Corresponding Author:
Heidi Backman
MA, Institute of Behavioural Sciences
University of Helsinki, PO Box 9
FI-00014 Helsinki, Finland
Tel: +358503304644
Email: [email protected]

Received May 30, 2016; Accepted June 23, 2016; Published June 28, 2016

Citation: Backman H, Laajasalo T, Saukkonen S, Salmi V, Jokela M, et al. (2016) Severe Sleep Problems and Psychopathic Features: A Study of Finnish Adolescents. J Child Adolesc Behav 4:301. doi:10.4172/2375-4494.1000301

Copyright: © 2016 Backman H, et al. This is an open-access article distributed under the terms of the Creative Commons Attribution License, which permits unrestricted use, distribution, and reproduction in any medium, provided the original author and source are credited.


Objective: This study investigated sleep and psychopathic features in a population-based sample of 4855 Finnish adolescents. Method: Sleep was evaluated by questions about the frequency and persistence of sleep problems and the amount of sleep on school and weekend nights.

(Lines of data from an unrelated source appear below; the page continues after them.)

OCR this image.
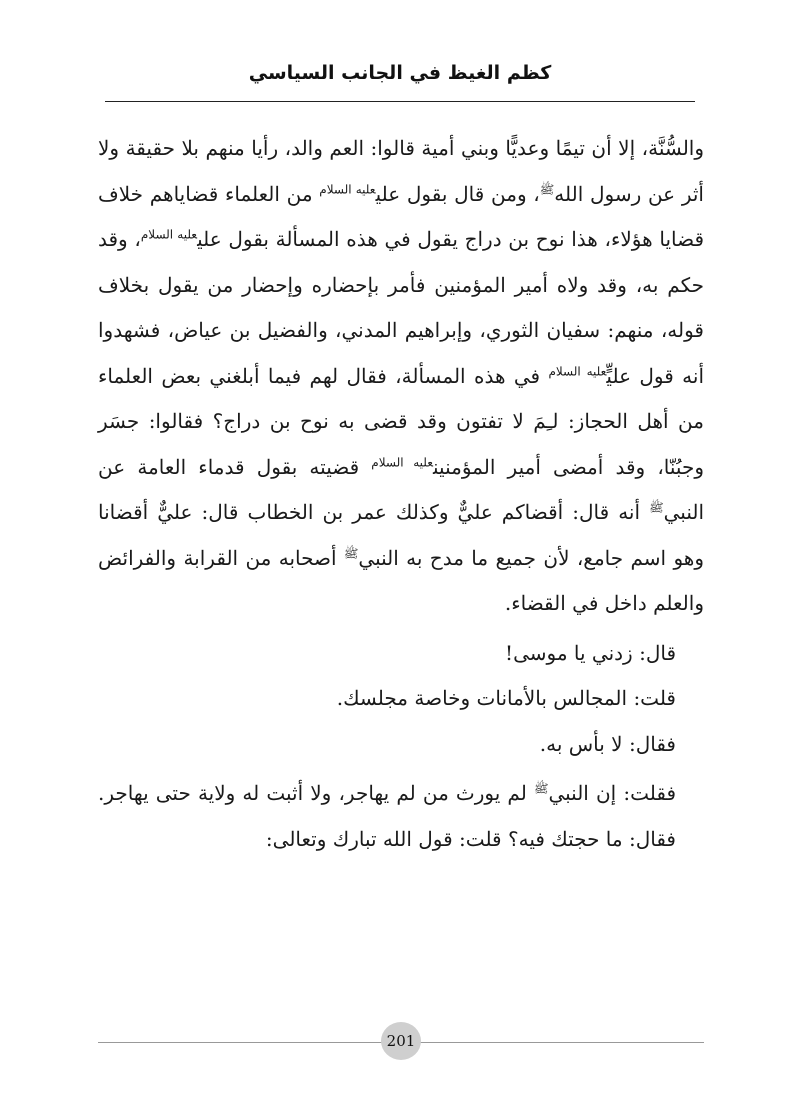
كظم الغيظ في الجانب السياسي

والسُّنَّة، إلا أن تيمًا وعديًّا وبني أمية قالوا: العم والد، رأيا منهم بلا حقيقة ولا أثر عن رسول الله$^ﷺ$، ومن قال بقول علي$^{عليه السلام}$ من العلماء قضاياهم خلاف قضايا هؤلاء، هذا نوح بن دراج يقول في هذه المسألة بقول علي$^{عليه السلام}$، وقد حكم به، وقد ولاه أمير المؤمنين فأمر بإحضاره وإحضار من يقول بخلاف قوله، منهم: سفيان الثوري، وإبراهيم المدني، والفضيل بن عياض، فشهدوا أنه قول عليٍّ$^{عليه السلام}$ في هذه المسألة، فقال لهم فيما أبلغني بعض العلماء من أهل الحجاز: لـِمَ لا تفتون وقد قضى به نوح بن دراج؟ فقالوا: جسَر وجبُنّا، وقد أمضى أمير المؤمنين$^{عليه السلام}$ قضيته بقول قدماء العامة عن النبي$^ﷺ$ أنه قال: أقضاكم عليٌّ وكذلك عمر بن الخطاب قال: عليٌّ أقضانا وهو اسم جامع، لأن جميع ما مدح به النبي$^ﷺ$ أصحابه من القرابة والفرائض والعلم داخل في القضاء.

قال: زدني يا موسى!

قلت: المجالس بالأمانات وخاصة مجلسك.

فقال: لا بأس به.

فقلت: إن النبي$^ﷺ$ لم يورث من لم يهاجر، ولا أثبت له ولاية حتى يهاجر. فقال: ما حجتك فيه؟ قلت: قول الله تبارك وتعالى:

201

Psychopathic features were measured with Antisocial Process Screening Device-Self Report (APSD-SR). Results: Frequent and persistent sleep problems was reported by 5% of the adolescents while 3.2% of adolescents had continuous short sleep, 7 hours or less on both school and weekend nights. Higher scores on the APSD-SR measure were associated with both sleep problems and short sleep. Conclusion: We conclude that severe problems of sleep quality and quantity among adolescents may be associated with vulnerability to lack of behavioral control and prosocial behavior.